Outrage as Puerto Rico hurricane death toll rockets to 2,975
THE death toll from the hurricane that struck Puerto Rico in September last year has been increased from 64 to 2,975 – a 50-times jump that has sparked a new wave of criticism for the government response to the disaster.
A study ordered by the governor of the US territory recommended the revised toll for deaths that could be directly or indirectly attributed to Hurricane Maria and its aftermath, in a period from September 2017 to mid-February this year.
Maria was the most powerful storm to hit the Caribbean island for a century, and witnesses to the devastation said the previous official toll seemed a serious underestimate.

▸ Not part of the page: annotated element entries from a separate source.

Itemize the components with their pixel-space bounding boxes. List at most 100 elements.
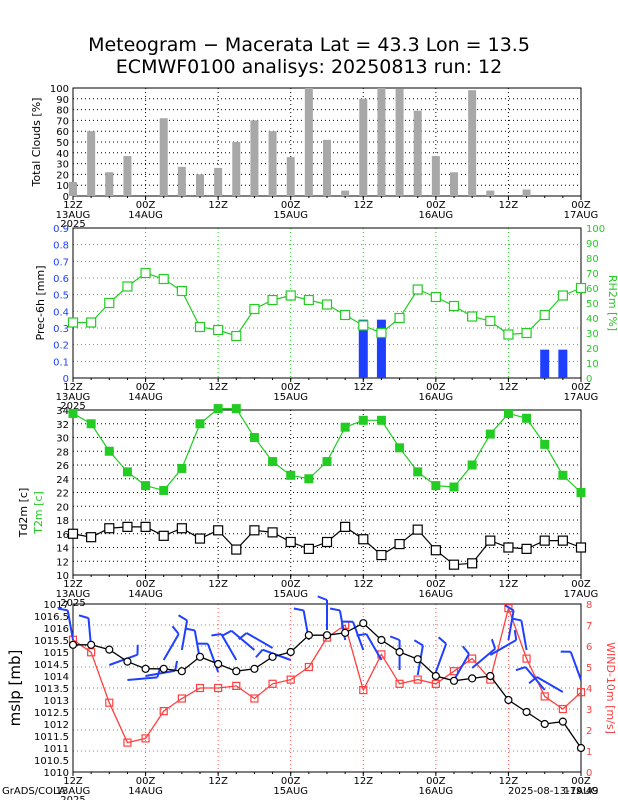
t2m-point <box>249 433 259 442</box>
t2m-point <box>467 460 477 470</box>
precip-ytick-label: 0.2 <box>53 341 69 352</box>
precip-bar <box>231 377 241 378</box>
cloud-cover-bar <box>413 110 422 196</box>
clouds-time-label: 00Z <box>281 200 301 211</box>
wind-barb <box>434 643 448 673</box>
clouds-axis-label: Total Clouds [%] <box>30 98 43 188</box>
cloud-cover-bar <box>395 89 404 196</box>
mslp-point <box>105 645 114 654</box>
precip-date-label: 16AUG <box>419 392 454 403</box>
t2m-point <box>304 474 314 484</box>
td2m-point <box>158 530 169 541</box>
td2m-point <box>430 545 441 556</box>
wind-barb-flag <box>317 595 328 601</box>
precip-date-label: 14AUG <box>128 392 163 403</box>
cloud-cover-bar <box>341 190 350 196</box>
mslp-ytick-label: 1016.5 <box>34 612 69 623</box>
mslp-point <box>123 657 132 666</box>
t2m-point <box>159 485 169 495</box>
wind-barb-flag <box>515 666 526 672</box>
precip-bar <box>558 349 568 378</box>
t2m-point <box>195 419 205 429</box>
wind-barb-flag <box>57 607 68 612</box>
td2m-point <box>104 523 115 534</box>
clouds-ytick-label: 10 <box>56 181 69 192</box>
mslp-ytick-label: 1016 <box>44 624 69 635</box>
t2m-point <box>213 404 223 414</box>
precip-date-label: 15AUG <box>273 392 308 403</box>
wind-barb-flag <box>356 633 367 637</box>
temp-date-label: 13AUG <box>56 589 91 600</box>
td2m-axis-label: Td2m [c] <box>17 488 30 539</box>
rh-ytick-label: 20 <box>586 344 599 355</box>
wind-speed-point <box>540 692 549 701</box>
wind-speed-point <box>232 681 241 691</box>
clouds-time-label: 12Z <box>63 200 83 211</box>
mslp-point <box>195 652 205 661</box>
td2m-point <box>67 528 79 539</box>
temp-ytick-label: 32 <box>56 420 69 431</box>
cloud-cover-bar <box>286 157 295 196</box>
wind-speed-point <box>449 667 459 676</box>
mslp-time-label: 12Z <box>499 776 519 787</box>
rh-point <box>194 321 206 333</box>
mslp-date-label: 16AUG <box>419 786 454 797</box>
wind-barb-flag <box>504 604 515 612</box>
wind-barb-flag <box>528 676 538 685</box>
mslp-time-label: 12Z <box>208 776 228 787</box>
wind-speed-point <box>105 698 114 707</box>
mslp-point <box>304 631 313 640</box>
mslp-ytick-label: 1015.5 <box>34 636 69 647</box>
wind-barb-flag <box>329 607 341 612</box>
cloud-cover-bar <box>268 131 277 196</box>
wind-speed-point <box>468 654 477 663</box>
mslp-point <box>504 695 513 705</box>
t2m-point <box>358 415 368 425</box>
td2m-point <box>503 542 514 553</box>
wind-speed-point <box>195 683 205 693</box>
mslp-point <box>250 664 259 673</box>
precip-ytick-label: 0.6 <box>53 274 69 285</box>
cloud-cover-bar <box>486 190 495 196</box>
precip-ytick-label: 0 <box>63 374 69 385</box>
chart-title-line2: ECMWF0100 analisys: 20250813 run: 12 <box>115 56 503 78</box>
mslp-point <box>177 667 186 676</box>
mslp-point <box>268 652 277 661</box>
temp-date-label: 14AUG <box>128 589 163 600</box>
clouds-ytick-label: 100 <box>50 84 69 95</box>
mslp-point <box>159 664 168 673</box>
td2m-point <box>285 536 296 548</box>
rh-point <box>231 330 242 342</box>
precip-time-label: 12Z <box>63 382 83 393</box>
mslp-point <box>540 719 549 729</box>
temp-time-label: 12Z <box>208 579 228 590</box>
rh-ytick-label: 40 <box>586 314 599 325</box>
footer-credit: GrADS/COLA <box>2 786 66 797</box>
rh-ytick-label: 60 <box>586 284 599 295</box>
clouds-time-label: 00Z <box>136 200 156 211</box>
clouds-date-label: 14AUG <box>128 210 163 221</box>
temp-ytick-label: 14 <box>56 544 69 555</box>
clouds-time-label: 12Z <box>499 200 519 211</box>
wind-speed-point <box>504 604 513 613</box>
mslp-time-label: 12Z <box>63 776 83 787</box>
temp-date-label: 15AUG <box>273 589 308 600</box>
precip-ytick-label: 0.3 <box>53 324 69 335</box>
temp-time-label: 12Z <box>63 579 83 590</box>
t2m-point <box>340 422 350 432</box>
mslp-time-label: 00Z <box>281 776 301 787</box>
cloud-cover-bar <box>232 142 241 196</box>
mslp-ytick-label: 1011.5 <box>34 732 69 743</box>
td2m-point <box>448 559 460 570</box>
mslp-ytick-label: 1010.5 <box>34 756 69 767</box>
td2m-point <box>467 558 478 569</box>
mslp-point <box>286 647 295 657</box>
rh-point <box>303 294 314 306</box>
cloud-cover-bar <box>123 156 132 196</box>
precip-ytick-label: 0.7 <box>53 257 69 268</box>
cloud-cover-bar <box>87 131 96 196</box>
rh-point <box>158 273 169 285</box>
precip-ytick-label: 0.5 <box>53 291 69 302</box>
t2m-point <box>431 481 441 491</box>
wind-ytick-label: 7 <box>586 621 592 632</box>
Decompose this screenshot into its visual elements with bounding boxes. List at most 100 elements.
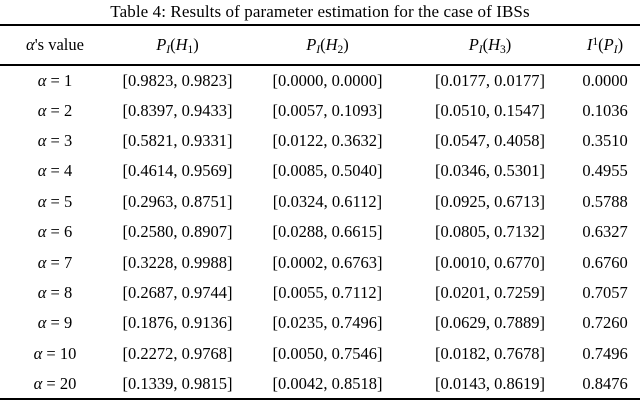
math-arg-subscript: I [613,44,618,56]
math-base: I [586,35,593,54]
table-row: α = 20 [0.1339, 0.9815] [0.0042, 0.8518]… [0,369,640,399]
table-row: α = 5 [0.2963, 0.8751] [0.0324, 0.6112] … [0,187,640,217]
interval-cell-h1: [0.2687, 0.9744] [122,282,233,302]
interval-cell-h3: [0.0925, 0.6713] [435,191,545,211]
interval-cell-h1: [0.5821, 0.9331] [122,130,233,150]
interval-cell-h1: [0.8397, 0.9433] [122,100,233,120]
imprecision-cell: 0.7057 [582,282,628,302]
math-arg: H [488,35,501,54]
equals-sign: = [46,70,64,90]
alpha-cell: α = 4 [0,156,110,186]
results-table: α's value PI(H1) PI(H2) PI(H3) I1(PI) α … [0,24,640,401]
right-paren: ) [505,35,512,54]
col-header-pi-h3: PI(H3) [410,25,570,66]
math-arg: H [175,35,188,54]
interval-cell-h1: [0.2963, 0.8751] [122,191,233,211]
imprecision-cell: 0.4955 [582,161,628,181]
col-header-pi-h1: PI(H1) [110,25,245,66]
alpha-cell: α = 20 [0,369,110,399]
equals-sign: = [46,130,64,150]
alpha-value: 8 [63,282,73,302]
alpha-value: 20 [59,373,77,393]
interval-cell-h3: [0.0346, 0.5301] [435,161,545,181]
math-base-subscript: I [316,44,321,56]
math-arg-subscript: 3 [500,44,506,56]
alpha-cell: α = 5 [0,187,110,217]
alpha-value: 1 [63,70,73,90]
table-row: α = 8 [0.2687, 0.9744] [0.0055, 0.7112] … [0,278,640,308]
table-row: α = 10 [0.2272, 0.9768] [0.0050, 0.7546]… [0,339,640,369]
table-caption: Table 4: Results of parameter estimation… [110,2,530,21]
equals-sign: = [46,191,64,211]
table-row: α = 2 [0.8397, 0.9433] [0.0057, 0.1093] … [0,95,640,125]
imprecision-cell: 0.7496 [582,343,628,363]
interval-cell-h1: [0.2580, 0.8907] [122,222,233,242]
left-paren: ( [170,35,176,54]
left-paren: ( [598,35,604,54]
alpha-value: 9 [63,313,73,333]
interval-cell-h2: [0.0122, 0.3632] [272,130,383,150]
interval-cell-h3: [0.0510, 0.1547] [435,100,545,120]
alpha-cell: α = 7 [0,247,110,277]
imprecision-cell: 0.8476 [582,373,628,393]
alpha-cell: α = 9 [0,308,110,338]
imprecision-cell: 0.6760 [582,252,628,272]
imprecision-cell: 0.5788 [582,191,628,211]
math-base-subscript: I [166,44,171,56]
interval-cell-h2: [0.0235, 0.7496] [272,313,383,333]
interval-cell-h3: [0.0805, 0.7132] [435,222,545,242]
interval-cell-h1: [0.9823, 0.9823] [122,70,233,90]
interval-cell-h1: [0.4614, 0.9569] [122,161,233,181]
math-arg: P [603,35,614,54]
table-row: α = 6 [0.2580, 0.8907] [0.0288, 0.6615] … [0,217,640,247]
alpha-symbol: α [33,343,43,363]
imprecision-cell: 0.6327 [582,222,628,242]
table-row: α = 1 [0.9823, 0.9823] [0.0000, 0.0000] … [0,65,640,95]
alpha-symbol: α [26,35,35,54]
math-base: P [306,35,317,54]
right-paren: ) [343,35,349,54]
interval-cell-h2: [0.0042, 0.8518] [272,373,383,393]
table-row: α = 4 [0.4614, 0.9569] [0.0085, 0.5040] … [0,156,640,186]
equals-sign: = [46,100,64,120]
imprecision-cell: 0.0000 [582,70,628,90]
interval-cell-h3: [0.0177, 0.0177] [435,70,545,90]
equals-sign: = [42,343,60,363]
math-base: P [156,35,167,54]
interval-cell-h3: [0.0547, 0.4058] [435,130,545,150]
interval-cell-h1: [0.2272, 0.9768] [122,343,233,363]
interval-cell-h2: [0.0057, 0.1093] [272,100,383,120]
alpha-symbol: α [37,313,47,333]
alpha-symbol: α [37,222,47,242]
left-paren: ( [320,35,326,54]
imprecision-cell: 0.3510 [582,130,628,150]
equals-sign: = [46,161,64,181]
alpha-cell: α = 1 [0,65,110,95]
interval-cell-h2: [0.0288, 0.6615] [272,222,383,242]
interval-cell-h3: [0.0629, 0.7889] [435,313,545,333]
interval-cell-h2: [0.0002, 0.6763] [272,252,383,272]
alpha-value: 6 [63,222,73,242]
interval-cell-h3: [0.0010, 0.6770] [435,252,545,272]
alpha-symbol: α [37,130,47,150]
right-paren: ) [193,35,199,54]
interval-cell-h1: [0.1876, 0.9136] [122,313,233,333]
alpha-cell: α = 10 [0,339,110,369]
interval-cell-h1: [0.3228, 0.9988] [122,252,233,272]
interval-cell-h2: [0.0085, 0.5040] [272,161,383,181]
interval-cell-h3: [0.0201, 0.7259] [435,282,545,302]
alpha-header-rest: 's value [34,35,84,54]
header-row: α's value PI(H1) PI(H2) PI(H3) I1(PI) [0,25,640,66]
col-header-pi-h2: PI(H2) [245,25,410,66]
math-arg: H [325,35,338,54]
table-row: α = 3 [0.5821, 0.9331] [0.0122, 0.3632] … [0,126,640,156]
interval-cell-h2: [0.0055, 0.7112] [272,282,383,302]
alpha-symbol: α [37,70,47,90]
imprecision-cell: 0.7260 [582,313,628,333]
interval-cell-h2: [0.0000, 0.0000] [272,70,383,90]
math-base: P [468,35,479,54]
equals-sign: = [46,222,64,242]
alpha-symbol: α [37,282,47,302]
alpha-value: 10 [59,343,77,363]
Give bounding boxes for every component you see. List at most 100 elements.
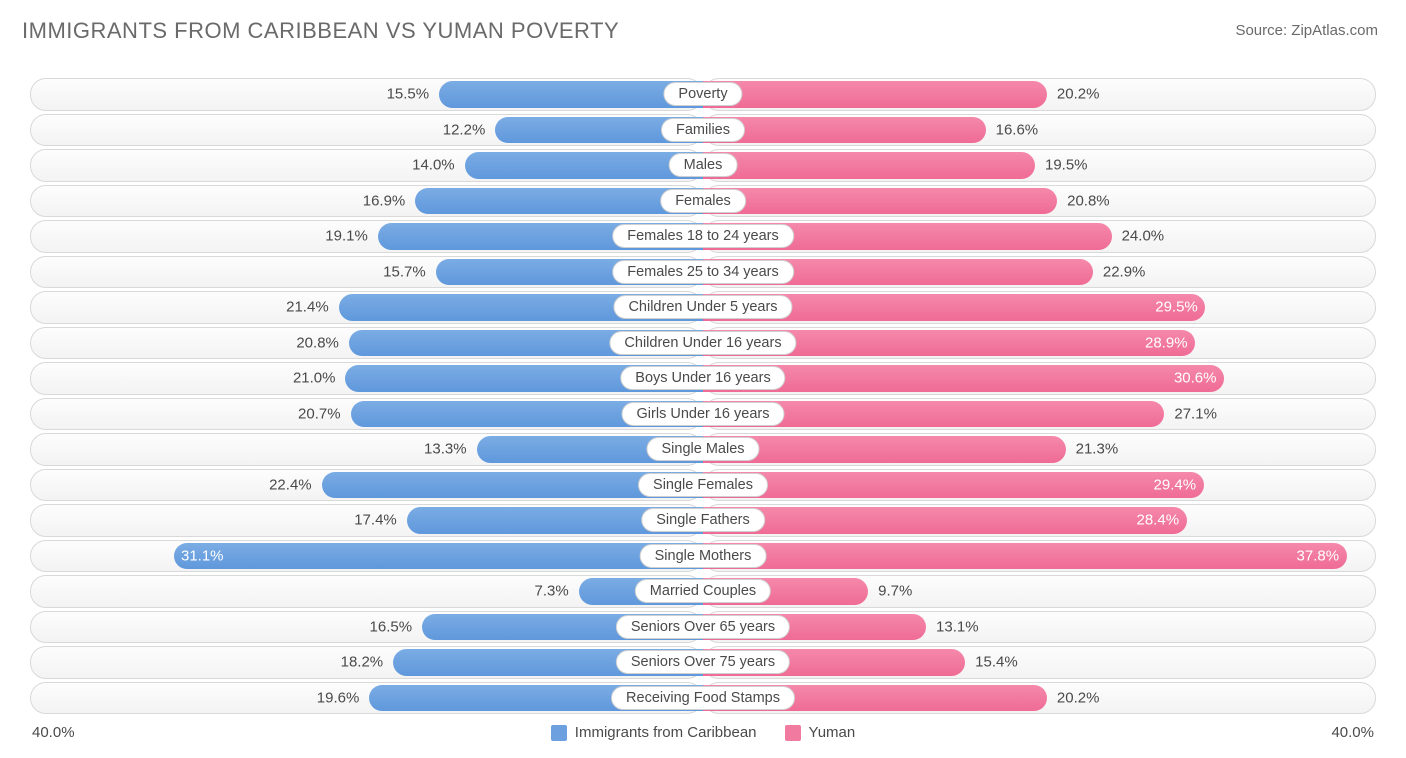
chart-row: 14.0% 19.5% Males [22,149,1384,182]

The figure was used by Donald Trump’s then acting homeland security secretary Elaine Duke, who 12 days into the disaster characterised the federal response as “a really good news story” and spoke of a “limited number of deaths”.
Mr Trump said in early October 2017 he was happy with the federal response to Maria, saying it compared favourably with a “real catastrophe like Katrina”.
Deaths blamed on Hurricane Katrina in 2005 range from about 1,200 to more than 1,800, with most along the Gulf Coast of Louisiana and Mississippi.
Criticism of the federal response existed at the time: in a scathing reaction, San Juan mayor Carmen Yulin Cruz appeared on CNN declaring: “Damn it, this is not a good news story.
“This is a people are dying story. This is a life or death story.”
And US Representative Nydia Velázquez, a New York Democrat, said the study was “only the latest to underscore that the federal response to the hurricanes was disastrously inadequate, and as a result, thousands of our fellow American citizens lost their lives”.
Researchers from George Washington University’s Milken Institute School of Public Health derived the latest figures by comparing predicted mortality under normal circumstances with recorded mortality, revealing that deaths documented after the storm were 22pc higher than forecast.
They also took into account the displacement of 241,000 residents who fled the island in the immediate aftermath of the storm.
The poor and elderly were also disproportionately hard hit in terms of risk of fatalities.
Researchers attributed under-counting of stormrelated deaths to poor communications and the lack of well-established guidelines and training for physicians on how to certify deaths in major disasters.